Perusahaan Tambang India Tuntut Pemerintah Indonesia Rp7,7 Triliun
ilustrasi (foto Antara)
MerahPutih Peristiwa - Perusahaan tambang asal India, India Metal & Ferro Alloys (IMFA) Ltd menggugat pemerintah Indonesia ke forum arbitrase di Permanent Court of Arbitration di Den Haag, Belanda. IMFA menuntut ganti rugi sebesar US$581 juta atau setara dengan Rp7,7 triliun karena tidak dapat melakukan kegiatan produksi batu bara.
Gugatan berupa class action ini disebabkan oleh adanya tumpang tindih lahan dengan tujuh Izin Usaha Pertambangan (IUP).

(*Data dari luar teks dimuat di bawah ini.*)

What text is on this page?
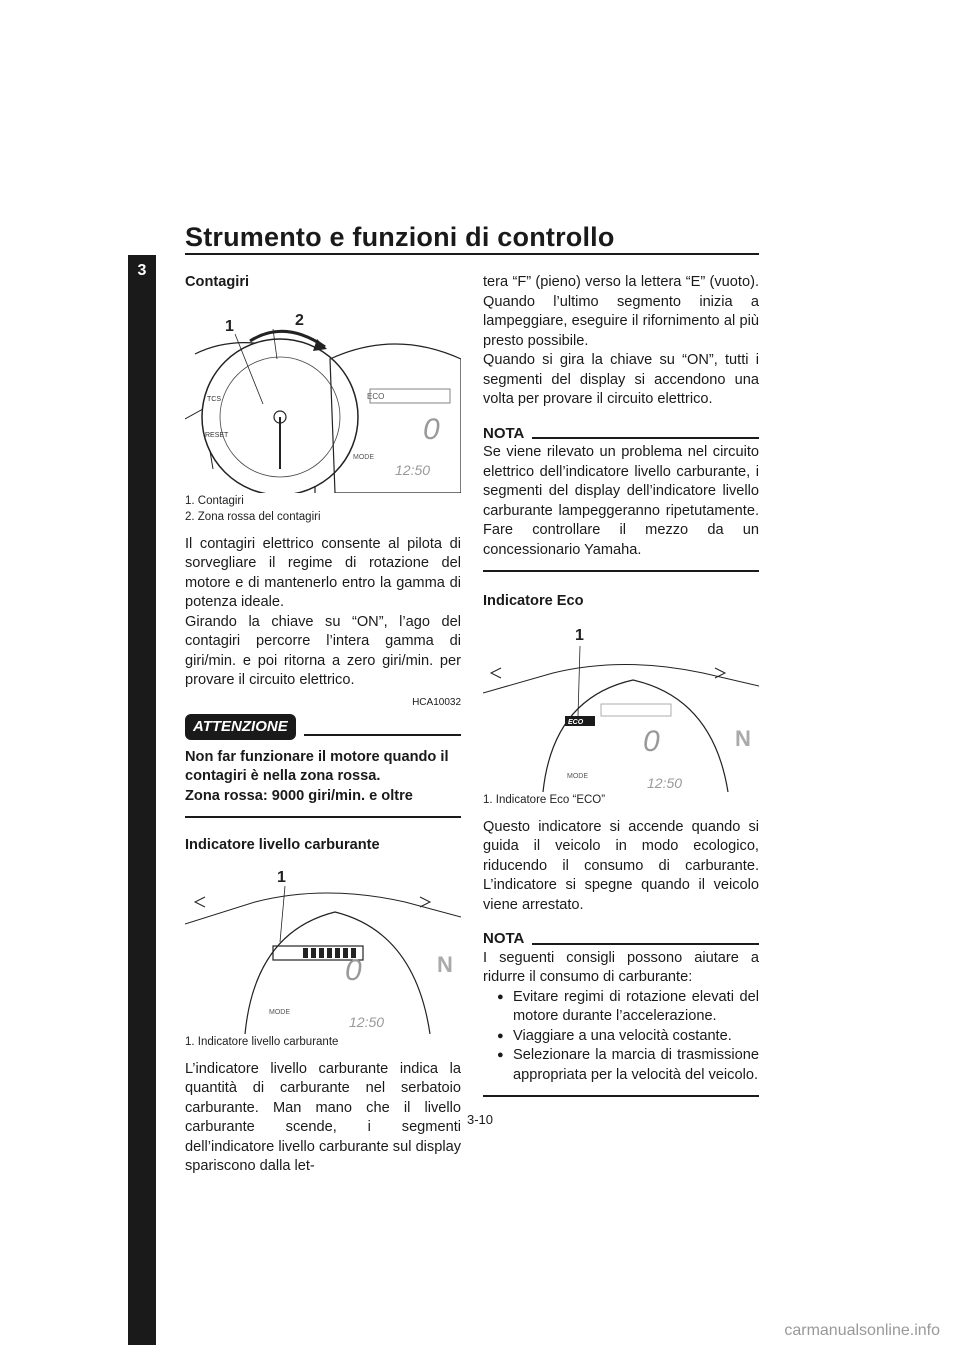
Strumento e funzioni di controllo
3
Contagiri
1	2
TCS
RESET
ECO
0
MODE
12:50
1. Contagiri
2. Zona rossa del contagiri

Il contagiri elettrico consente al pilota di sorvegliare il regime di rotazione del motore e di mantenerlo entro la gamma di potenza ideale.

Girando la chiave su “ON”, l’ago del contagiri percorre l’intera gamma di giri/min. e poi ritorna a zero giri/min. per provare il circuito elettrico.

HCA10032
ATTENZIONE
Non far funzionare il motore quando il contagiri è nella zona rossa.
Zona rossa: 9000 giri/min. e oltre
Indicatore livello carburante
1
0
MODE
12:50
N
1. Indicatore livello carburante

L’indicatore livello carburante indica la quantità di carburante nel serbatoio carburante. Man mano che il livello carburante scende, i segmenti dell’indicatore livello carburante sul display spariscono dalla let-

tera “F” (pieno) verso la lettera “E” (vuoto). Quando l’ultimo segmento inizia a lampeggiare, eseguire il rifornimento al più presto possibile.

Quando si gira la chiave su “ON”, tutti i segmenti del display si accendono una volta per provare il circuito elettrico.

NOTA

Se viene rilevato un problema nel circuito elettrico dell’indicatore livello carburante, i segmenti del display dell’indicatore livello carburante lampeggeranno ripetutamente. Fare controllare il mezzo da un concessionario Yamaha.

Indicatore Eco
1
ECO
0
MODE	12:50
N
1. Indicatore Eco “ECO”

Questo indicatore si accende quando si guida il veicolo in modo ecologico, riducendo il consumo di carburante. L’indicatore si spegne quando il veicolo viene arrestato.

NOTA

I seguenti consigli possono aiutare a ridurre il consumo di carburante:

● Evitare regimi di rotazione elevati del motore durante l’accelerazione.
● Viaggiare a una velocità costante.
● Selezionare la marcia di trasmissione appropriata per la velocità del veicolo.
3-10
carmanualsonline.info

"Mereka sudah tahap IUP Produksi, tapi tidak dapat beroperasi soalnya lahannya tumpang tindih," ujar Kepala Biro Hukum dan Humas Direktorat Jenderal Mineral dan Batubara Kementerian Energi dan Sumber Daya Mineral (ESDM) Heriyanto, saat konferensi pers di Kantor Direktorat Jenderal Mineral dan Batubara Kementerian Energi dan Sumber Daya Mineral (ESDM), Tebet, Jakarta Selatan, Rabu (18/11).
Kronologis Gugatan
Heriyanto menuturkan, gugatan ini bermula ketika IMFA membeli PT Sri Sumber Rahayu India senilai US$8,7 juta pada 2018. Sri Sumber Rahayu India sudah mengantongi IUP dari Pemerintah Kabupaten Barito Timur Provinsi Kalimantan Tengah pada 2006.
Adapun luas wilayah tambangnya yakni mencapai 3.600 hektare (ha) wilayah tersebut meliputi Kabupaten Barito Selatan dan Kabupaten Tabalong, Kalimantan Selatan.
Belakangan baru diketahui, izin di wilayah tersebut ternyata tumpang tindih dengan tujuh IUP. Hal ini tentu melanggar ketentuan clean and clear (CNC).
Salah Pemda
Kementerian ESDM menyatakan permasalahan tumpang tindih izin konsesi lahan ini bukan kesalahan pemerintah pusat. Sebab IMFA tidak melakukan legal audit sebelum menguasai IUP milik PT Sri Sumber Rahayu Indah.
"IUP yang diterbitkan Pemda ini jelas melanggar CNC," kata Heriyanto menegaskan. "Mereka (IMFA) tidak bertanya terlebih dahulu ke pemerintah pusat. Jadi di sini kami pemerintah pusat bisa bantah sebab yang salah kan pemerintah daerah (Pemda)," jelasnya.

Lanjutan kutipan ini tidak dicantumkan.